Es ist gefühlt das Jahr der Spin-offs. «House of the Dragon», «Rings of Power», «Better Call Saul», «Wednesay» und «Obi-Wan Kenobi» – um einige zu nennen. Disney kündigte ausserdem kürzlich eine ganze Reihe an Live-Action-Verfilmungen von Klassikern wie «König der Löwen», «Arielle» und «Peter Pan» an.
Bei Film- und Serien-Fans könnte langsam aber sicher der Verdacht aufkommen, dass Filmstudios faul geworden sind und keine originellen Ideen mehr haben. Aber ist das wirklich so, oder hat diese Strategie ganz andere Gründe?
Von einer erfolgreichen Show ein Remake zu produzieren, hat mit der Reduktion von Risiko zu tun, schreibt der Medienwissenschaftler Gerd Hallenberger. Filmstudios müssen viel Geld in neue Projekte investieren, obwohl die Erfolgschancen jeweils nur schwer kalkulierbar sind: «Auf jeden Hit kommen eine Vielzahl von Flops». Strategien, wie diese Flops vermieden werden können, sind daher sehr willkommen.

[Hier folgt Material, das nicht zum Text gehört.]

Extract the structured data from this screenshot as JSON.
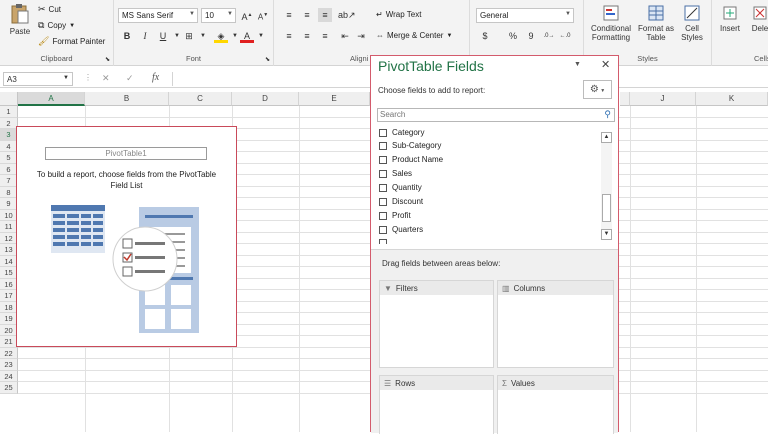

Da kommen Spin-offs und Remakes wie gerufen, da sie «bereits ein festes Publikum haben, das sich den Film garantiert ansehen wird», sagt Dr. Matthew Jones, Dozent für Filmwissenschaften im Interview mit Cosmopolitan. «Das ist keine Faulheit seitens der Produktionsstudios. Es ist einfach eine gute, solide finanzielle Logik.»
Bei Remakes muss nicht ein ganzes Team an Autoren bezahlt werden, das von Grund auf mit neuen Ideen aufkommen muss, sondern das Konzept besteht bereits. Dadurch ist man anderen Filmen theoretisch einen Schritt voraus.
Gerade Disney recycelt Klassiker immer wieder – erst kürzlich kam ein neuer «Pinocchio»-Film mit Tom Hanks heraus. Weitere Beispiele sind «Cruella», was ein Prequel von «101 Dalmatiner» aus 1996 ist und die 2017 Neuverfilmung von «Die Schöne und das Biest» mit Emma Watson.
Für Disney liegt dieses Remake-Modell auf der Hand. Da es sich um eigene Projekte handelt, die wiederbelebt werden, fallen schon mal die Kosten für den Kauf der Filmrechte weg (diese Möglichkeit haben Studios wie Netflix oder Apple TV+, die es noch nicht so lange gibt, nicht). So kann Disney einfach auf eine bereits existierende Geschichte zurückgreifen und diese mit etwas CGI, einer berühmten Schauspielerin in der Hauptrolle und einem tollen Soundtrack ansprechend an ein modernes Publikum vermarkten.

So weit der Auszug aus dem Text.